“Some significant steps have been taken to address the human rights consequences of the March 2008 events, but more needs to be done to promote reconciliation in society and reinforce public trust towards the authorities”, said the Council of Europe Commissioner for Human Rights, Thomas Hammarberg, releasing today a report on his visit to Armenia carried out in January 2011. The report focuses on human rights issues related to the March 2008 events, freedom of expression and freedom of assembly and association, and the human rights situation in the army.
The Commissioner considers that the use of force on 1-2 March 2008 was excessive and that the investigation into the ten deaths has not been effective. “None of the perpetrators have been identified to date. Command responsibility of senior officials within the police and the security services appears not to have been seriously considered. The Armenian authorities should pursue vigorously these investigations and bring all those responsible to account. The families of the ten victims should receive adequate compensation for the loss of their relatives and should be fully associated to and informed about the investigation.” The Commissioner welcomes the recent instruction from President Sargsyan with regard to the investigation into the death cases and hopes that this will be translated into concrete progress in identifying and punishing those responsible.
While welcoming the release of many of those deprived of their liberty in connection to the March 2008 events, three of whom were released after his visit, the Commissioner continues to have serious concerns about the situation of remaining imprisoned opposition activists and urges the Armenian authorities to release them.
The report also pays particular attention to freedom of expression, including freedom and diversity of the media. While welcoming the decriminalisation of libel and insult through last year’s amendments to the Criminal Code, the Commissioner remains concerned about the increase of cases brought against media outlets on the basis of amendments to the Civil Code. He stresses that unreasonably high fines in civil cases relating to media should be avoided. At the same time, ethical standards for journalism and a system of self-regulation should be encouraged.

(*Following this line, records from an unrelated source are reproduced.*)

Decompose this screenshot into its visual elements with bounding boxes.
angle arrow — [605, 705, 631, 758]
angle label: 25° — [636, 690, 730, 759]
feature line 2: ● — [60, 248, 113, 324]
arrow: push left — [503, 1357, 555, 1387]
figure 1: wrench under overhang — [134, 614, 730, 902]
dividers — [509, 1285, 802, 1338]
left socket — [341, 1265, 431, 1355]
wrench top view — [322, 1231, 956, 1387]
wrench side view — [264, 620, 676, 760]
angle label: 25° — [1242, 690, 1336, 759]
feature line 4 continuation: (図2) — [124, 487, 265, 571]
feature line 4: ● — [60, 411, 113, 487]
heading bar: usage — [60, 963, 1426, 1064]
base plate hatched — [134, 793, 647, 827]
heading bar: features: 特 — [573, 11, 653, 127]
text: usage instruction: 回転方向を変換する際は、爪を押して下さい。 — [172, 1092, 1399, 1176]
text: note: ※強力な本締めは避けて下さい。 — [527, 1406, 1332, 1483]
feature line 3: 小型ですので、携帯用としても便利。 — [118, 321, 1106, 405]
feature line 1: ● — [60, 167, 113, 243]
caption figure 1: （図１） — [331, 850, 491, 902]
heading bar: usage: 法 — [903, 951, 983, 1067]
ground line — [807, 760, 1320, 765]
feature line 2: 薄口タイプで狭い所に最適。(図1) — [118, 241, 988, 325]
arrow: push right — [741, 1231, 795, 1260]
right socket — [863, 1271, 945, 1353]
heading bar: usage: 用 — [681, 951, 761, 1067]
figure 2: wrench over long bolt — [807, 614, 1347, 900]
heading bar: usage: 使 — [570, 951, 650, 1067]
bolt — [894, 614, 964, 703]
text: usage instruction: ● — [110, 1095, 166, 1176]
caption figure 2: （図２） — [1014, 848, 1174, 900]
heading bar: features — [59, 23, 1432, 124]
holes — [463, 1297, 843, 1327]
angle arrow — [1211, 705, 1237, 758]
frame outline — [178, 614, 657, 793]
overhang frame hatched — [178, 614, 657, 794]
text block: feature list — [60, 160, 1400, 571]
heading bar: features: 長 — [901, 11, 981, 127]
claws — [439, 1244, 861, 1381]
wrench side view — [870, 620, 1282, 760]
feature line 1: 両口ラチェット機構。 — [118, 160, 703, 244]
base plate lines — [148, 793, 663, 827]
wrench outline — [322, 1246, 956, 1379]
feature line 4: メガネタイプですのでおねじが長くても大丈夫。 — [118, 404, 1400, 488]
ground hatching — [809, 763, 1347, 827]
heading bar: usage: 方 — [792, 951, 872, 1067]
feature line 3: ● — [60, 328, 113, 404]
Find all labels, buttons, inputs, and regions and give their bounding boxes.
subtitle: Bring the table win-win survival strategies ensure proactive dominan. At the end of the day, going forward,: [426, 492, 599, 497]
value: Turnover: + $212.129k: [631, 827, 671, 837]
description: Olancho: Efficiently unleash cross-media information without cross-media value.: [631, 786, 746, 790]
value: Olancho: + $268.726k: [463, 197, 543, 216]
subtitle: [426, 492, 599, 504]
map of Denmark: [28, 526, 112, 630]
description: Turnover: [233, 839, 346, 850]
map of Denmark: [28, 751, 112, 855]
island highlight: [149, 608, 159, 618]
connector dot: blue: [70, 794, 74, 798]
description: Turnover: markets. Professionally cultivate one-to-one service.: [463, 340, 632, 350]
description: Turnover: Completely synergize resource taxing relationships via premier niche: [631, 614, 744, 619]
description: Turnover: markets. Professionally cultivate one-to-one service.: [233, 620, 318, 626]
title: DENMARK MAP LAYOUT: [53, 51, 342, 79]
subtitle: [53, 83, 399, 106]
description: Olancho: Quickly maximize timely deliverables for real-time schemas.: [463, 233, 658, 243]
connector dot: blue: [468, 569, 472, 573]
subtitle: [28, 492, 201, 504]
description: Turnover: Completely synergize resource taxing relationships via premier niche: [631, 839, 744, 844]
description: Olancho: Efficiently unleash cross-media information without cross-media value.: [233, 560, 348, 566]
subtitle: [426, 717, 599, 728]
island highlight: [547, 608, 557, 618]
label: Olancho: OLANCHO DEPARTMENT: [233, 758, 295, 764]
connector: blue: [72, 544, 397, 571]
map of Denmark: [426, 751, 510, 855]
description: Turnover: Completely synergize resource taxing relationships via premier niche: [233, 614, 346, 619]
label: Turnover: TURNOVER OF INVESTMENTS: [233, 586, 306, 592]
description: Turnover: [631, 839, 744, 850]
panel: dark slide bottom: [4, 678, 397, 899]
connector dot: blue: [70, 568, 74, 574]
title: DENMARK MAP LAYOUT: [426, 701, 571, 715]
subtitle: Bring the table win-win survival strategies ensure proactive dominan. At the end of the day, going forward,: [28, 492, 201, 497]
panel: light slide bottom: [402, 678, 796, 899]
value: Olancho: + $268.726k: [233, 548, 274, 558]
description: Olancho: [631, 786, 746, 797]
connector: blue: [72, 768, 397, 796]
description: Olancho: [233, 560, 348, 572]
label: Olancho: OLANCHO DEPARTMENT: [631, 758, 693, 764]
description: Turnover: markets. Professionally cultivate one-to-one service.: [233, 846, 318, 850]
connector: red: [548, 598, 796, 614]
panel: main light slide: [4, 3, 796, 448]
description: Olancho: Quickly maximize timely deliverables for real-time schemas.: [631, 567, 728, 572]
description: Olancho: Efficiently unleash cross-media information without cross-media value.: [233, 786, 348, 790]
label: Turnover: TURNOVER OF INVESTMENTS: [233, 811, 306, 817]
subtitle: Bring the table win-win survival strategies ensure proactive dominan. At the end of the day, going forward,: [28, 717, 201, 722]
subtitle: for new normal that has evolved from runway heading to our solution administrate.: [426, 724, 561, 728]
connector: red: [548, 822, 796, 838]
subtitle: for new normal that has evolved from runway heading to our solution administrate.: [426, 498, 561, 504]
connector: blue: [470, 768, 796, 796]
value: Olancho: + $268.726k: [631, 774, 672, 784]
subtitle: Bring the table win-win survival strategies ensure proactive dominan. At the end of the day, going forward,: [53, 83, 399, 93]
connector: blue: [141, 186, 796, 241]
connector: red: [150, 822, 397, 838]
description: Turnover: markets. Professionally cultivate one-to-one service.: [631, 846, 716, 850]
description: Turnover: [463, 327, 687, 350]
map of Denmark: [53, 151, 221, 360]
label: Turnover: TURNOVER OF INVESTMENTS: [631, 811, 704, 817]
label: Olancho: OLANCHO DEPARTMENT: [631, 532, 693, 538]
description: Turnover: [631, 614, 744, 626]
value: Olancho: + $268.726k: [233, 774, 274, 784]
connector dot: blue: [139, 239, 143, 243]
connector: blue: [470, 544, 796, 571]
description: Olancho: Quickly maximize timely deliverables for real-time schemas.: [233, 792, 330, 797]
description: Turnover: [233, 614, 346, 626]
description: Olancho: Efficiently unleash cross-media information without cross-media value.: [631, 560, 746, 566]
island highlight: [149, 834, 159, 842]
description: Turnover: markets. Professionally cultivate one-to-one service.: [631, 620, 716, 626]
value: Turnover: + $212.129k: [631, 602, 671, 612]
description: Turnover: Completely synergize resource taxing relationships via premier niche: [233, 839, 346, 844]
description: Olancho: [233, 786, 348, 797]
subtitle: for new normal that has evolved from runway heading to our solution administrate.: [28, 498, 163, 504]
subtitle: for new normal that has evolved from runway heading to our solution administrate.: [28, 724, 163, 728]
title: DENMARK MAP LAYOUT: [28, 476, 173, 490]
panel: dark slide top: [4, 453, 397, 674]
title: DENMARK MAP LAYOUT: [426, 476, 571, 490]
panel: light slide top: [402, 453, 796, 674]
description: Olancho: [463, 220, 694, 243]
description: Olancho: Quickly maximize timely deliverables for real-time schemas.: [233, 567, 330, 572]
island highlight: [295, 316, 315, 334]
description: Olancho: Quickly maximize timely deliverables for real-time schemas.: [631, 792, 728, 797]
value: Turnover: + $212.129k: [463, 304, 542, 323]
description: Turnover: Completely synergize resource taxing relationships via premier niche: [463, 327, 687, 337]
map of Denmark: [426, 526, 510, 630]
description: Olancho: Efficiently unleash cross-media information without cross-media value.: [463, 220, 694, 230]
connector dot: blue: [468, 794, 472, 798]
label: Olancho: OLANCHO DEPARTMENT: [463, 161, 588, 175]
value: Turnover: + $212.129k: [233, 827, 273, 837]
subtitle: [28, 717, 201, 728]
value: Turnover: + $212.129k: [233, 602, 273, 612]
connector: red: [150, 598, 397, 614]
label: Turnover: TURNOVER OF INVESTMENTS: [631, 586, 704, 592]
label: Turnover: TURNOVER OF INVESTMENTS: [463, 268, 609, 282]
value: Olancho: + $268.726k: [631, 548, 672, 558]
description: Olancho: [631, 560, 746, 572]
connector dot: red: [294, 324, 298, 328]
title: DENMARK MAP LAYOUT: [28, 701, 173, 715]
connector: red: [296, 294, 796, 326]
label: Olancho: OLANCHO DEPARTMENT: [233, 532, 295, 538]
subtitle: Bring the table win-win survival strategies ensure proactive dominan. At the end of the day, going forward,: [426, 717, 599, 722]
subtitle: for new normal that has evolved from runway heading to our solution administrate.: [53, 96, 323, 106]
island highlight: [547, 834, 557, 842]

Expressing alarm over the attacks and pressure on journalists that have taken place in the past two years, the Commissioner calls upon the country’s leadership to firmly condemn such incidents and to take measures to prevent their recurrence.
The implementation in practice of the right to freedom of peaceful assembly in Armenia also remains a source of concern. “Unlawful and disproportionate impediments on peaceful assemblies, such as intimidation and arrest of participants, disruption of transportation means and blanket prohibitions against assemblies in certain places, should be immediately discontinued. It is crucial that the behaviour and actions of police forces during assemblies abide by human rights standards.”
Commissioner Hammarberg therefore encourages the Armenian authorities to review the national legal framework and practice related to freedom of expression, freedom of the media and freedom of assembly in order to bring it in compliance with human rights standards.
The report also addresses the issue of non-combat deaths, torture and ill treatment which have occurred in the Armenian army and have featured prominently in the country’s public debate. “The Armenian authorities should intensify their efforts to eliminate such grave cases of abuse in the military and to put an end to the impunity of perpetrators and responsible commanders.”
There is also an urgent need to review the Law on Alternative Service and to create a genuinely civilian service option, whose length should not be perceived as punitive, deterrent or discriminatory. Finally, the Commissioner strongly recommends releasing all conscientious objectors who are in prison because of non-performance of military service.